Trost Stewart G, Brookes Denise S K, Ahmadi Matthew N
School of Human Movement and Nutrition Sciences, University of Queensland, Brisbane, QLD, Australia.
School of Exercise and Nutrition Sciences, Queensland University of Technology, Brisbane, QLD, Australia.
Front Digit Health. 2022 May 2;4:884307. doi: 10.3389/fdgth.2022.884307. eCollection 2022.
Wrist worn accelerometers are convenient to wear and provide greater compliance. However, methods to transform the resultant output into predictions of physical activity (PA) intensity have been slow to evolve, with most investigators continuing the practice of applying intensity-based thresholds or cut-points. The current study evaluated the classification accuracy of seven sets of previously published youth-specific cut-points for wrist worn ActiGraph accelerometer data.
Eighteen children and adolescents [mean age (± SD) 14.6 ± 2.4 years, 10 boys, 8 girls] completed 12 standardized activity trials. During each trial, participants wore an ActiGraph GT3X+ tri-axial accelerometer on the wrist and energy expenditure (Youth METs) was measured directly using the Oxycon Mobile portable calorimetry system. Seven previously published sets of ActiGraph cut-points were evaluated: Crouter regression vertical axis, Crouter regression vector magnitude, Crouter ROC curve vertical axis, Crouter ROC curve vector magnitude, Chandler ROC curve vertical axis, Chandler ROC curve vector magnitude, and Hildebrand ENMO. Classification accuracy was evaluated via weighted Kappa. Confusion matrices were generated to summarize classification accuracy and identify patterns of misclassification.
The cut-points exhibited only moderate agreement with directly measured PA intensity, with Kappa ranging from 0.45 to 0.58. Although the cut-points classified sedentary behavior accurately (> 95%), classification accuracy for the light (3-51%), moderate (12-45%), and vigorous-intensity trials (30-88%) was generally poor. All cut-points underestimated the true intensity of the walking trials, with error rates ranging from 35 to 100%, while the intensity of activity trials requiring significant upper body and/or arm movements was consistently overestimated. The Hildebrand cut-points which serve as the default option in the popular GGIR software package misclassified 30% of the light intensity trials as sedentary and underestimated the intensity of moderate and vigorous intensity trials 75% of the time.

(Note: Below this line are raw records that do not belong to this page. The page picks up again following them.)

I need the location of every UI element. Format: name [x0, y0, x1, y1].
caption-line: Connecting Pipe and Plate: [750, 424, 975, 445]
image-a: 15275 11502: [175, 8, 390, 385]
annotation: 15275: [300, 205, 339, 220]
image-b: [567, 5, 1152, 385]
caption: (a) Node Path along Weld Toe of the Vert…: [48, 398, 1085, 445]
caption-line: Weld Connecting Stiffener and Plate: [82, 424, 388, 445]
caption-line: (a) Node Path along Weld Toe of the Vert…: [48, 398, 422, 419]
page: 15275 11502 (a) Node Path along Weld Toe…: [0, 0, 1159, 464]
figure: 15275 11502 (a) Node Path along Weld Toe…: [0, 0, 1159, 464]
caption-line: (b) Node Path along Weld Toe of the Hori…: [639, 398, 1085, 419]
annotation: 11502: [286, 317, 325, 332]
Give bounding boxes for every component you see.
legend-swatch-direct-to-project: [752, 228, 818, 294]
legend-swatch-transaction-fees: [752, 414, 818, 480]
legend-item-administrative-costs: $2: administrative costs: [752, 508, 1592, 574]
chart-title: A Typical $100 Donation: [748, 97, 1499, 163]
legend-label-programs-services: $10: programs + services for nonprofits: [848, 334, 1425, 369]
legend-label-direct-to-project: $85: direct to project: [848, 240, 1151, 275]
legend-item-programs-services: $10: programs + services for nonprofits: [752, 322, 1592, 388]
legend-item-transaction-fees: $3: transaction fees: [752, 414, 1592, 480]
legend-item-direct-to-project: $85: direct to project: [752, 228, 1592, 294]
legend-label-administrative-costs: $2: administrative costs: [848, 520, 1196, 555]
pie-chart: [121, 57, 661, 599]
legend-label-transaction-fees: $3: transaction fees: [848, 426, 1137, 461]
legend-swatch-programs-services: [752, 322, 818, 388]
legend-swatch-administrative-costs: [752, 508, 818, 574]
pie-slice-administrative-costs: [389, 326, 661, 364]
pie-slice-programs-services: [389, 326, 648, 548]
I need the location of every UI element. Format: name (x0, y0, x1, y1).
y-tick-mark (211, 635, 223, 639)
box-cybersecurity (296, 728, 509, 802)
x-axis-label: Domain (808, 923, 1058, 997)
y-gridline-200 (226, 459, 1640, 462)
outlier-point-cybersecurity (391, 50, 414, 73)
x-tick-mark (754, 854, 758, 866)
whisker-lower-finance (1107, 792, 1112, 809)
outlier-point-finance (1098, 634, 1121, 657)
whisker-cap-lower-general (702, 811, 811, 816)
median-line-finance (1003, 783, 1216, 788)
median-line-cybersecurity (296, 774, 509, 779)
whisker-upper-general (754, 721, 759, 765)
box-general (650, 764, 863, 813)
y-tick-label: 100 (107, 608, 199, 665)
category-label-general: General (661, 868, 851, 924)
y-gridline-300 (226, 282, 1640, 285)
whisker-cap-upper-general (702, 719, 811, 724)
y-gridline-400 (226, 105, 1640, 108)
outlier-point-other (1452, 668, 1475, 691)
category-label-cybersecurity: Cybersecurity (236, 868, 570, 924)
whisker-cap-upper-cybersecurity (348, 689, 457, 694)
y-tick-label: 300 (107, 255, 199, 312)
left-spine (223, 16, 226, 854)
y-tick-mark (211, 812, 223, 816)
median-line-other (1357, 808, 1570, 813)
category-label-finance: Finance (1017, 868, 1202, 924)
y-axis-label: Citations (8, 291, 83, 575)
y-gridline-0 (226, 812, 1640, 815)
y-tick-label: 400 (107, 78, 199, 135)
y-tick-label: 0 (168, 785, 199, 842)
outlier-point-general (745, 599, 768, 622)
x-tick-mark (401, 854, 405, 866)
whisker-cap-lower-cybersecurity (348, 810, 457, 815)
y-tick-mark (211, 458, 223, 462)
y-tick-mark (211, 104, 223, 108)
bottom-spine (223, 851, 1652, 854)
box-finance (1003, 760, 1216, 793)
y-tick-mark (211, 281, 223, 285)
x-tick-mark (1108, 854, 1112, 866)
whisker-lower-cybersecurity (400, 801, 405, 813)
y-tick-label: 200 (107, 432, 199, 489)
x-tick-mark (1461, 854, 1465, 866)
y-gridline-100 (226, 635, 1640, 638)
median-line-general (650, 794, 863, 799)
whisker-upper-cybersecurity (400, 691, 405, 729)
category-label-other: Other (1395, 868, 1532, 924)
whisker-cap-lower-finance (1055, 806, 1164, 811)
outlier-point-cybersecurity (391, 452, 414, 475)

Published ActiGraph cut-points for the wrist, developed specifically for school-aged youth, do not provide acceptable classification accuracy for estimating daily time spent in light, moderate, and vigorous intensity physical activity. The development and deployment of more robust accelerometer data reduction methods such as functional data analysis and machine learning approaches continues to be a research priority.
腕部佩戴的加速度计佩戴方便,依从性更高。然而,将所得输出转换为身体活动(PA)强度预测的方法发展缓慢,大多数研究人员仍继续采用基于强度的阈值或切点的做法。本研究评估了七组先前发表的针对腕部佩戴的ActiGraph加速度计数据的特定于青少年的切点的分类准确性。
18名儿童和青少年[平均年龄(±标准差)14.6±2.4岁,10名男孩,8名女孩]完成了12项标准化活动试验。在每次试验期间,参与者在腕部佩戴ActiGraph GT3X+三轴加速度计,并使用Oxycon Mobile便携式量热系统直接测量能量消耗(青少年代谢当量)。评估了七组先前发表的ActiGraph切点:Crouter回归垂直轴、Crouter回归向量大小、Crouter ROC曲线垂直轴、Crouter ROC曲线向量大小、Chandler ROC曲线垂直轴、Chandler ROC曲线向量大小和Hildebrand ENMO。通过加权Kappa评估分类准确性。生成混淆矩阵以总结分类准确性并识别错误分类模式。
这些切点与直接测量的PA强度仅表现出中等一致性,Kappa值范围为0.45至0.58。尽管这些切点对久坐行为的分类准确(>95%),但对轻度(3-51%)、中度(12-45%)和剧烈强度试验(30-88%)的分类准确性普遍较差。所有切点都低估了步行试验的真实强度,错误率范围为35%至100%,而需要大量上身和/或手臂运动的活动试验强度则一直被高估。在流行的GGIR软件包中作为默认选项的Hildebrand切点将30%的轻度强度试验错误分类为久坐,并在75%的时间内低估了中度和剧烈强度试验的强度。
专门为学龄青少年开发的已发表的腕部ActiGraph切点,在估计轻度、中度和剧烈强度身体活动的每日时间方面,不能提供可接受的分类准确性。开发和应用更强大的加速度计数据简化方法,如功能数据分析和机器学习方法,仍然是研究的重点。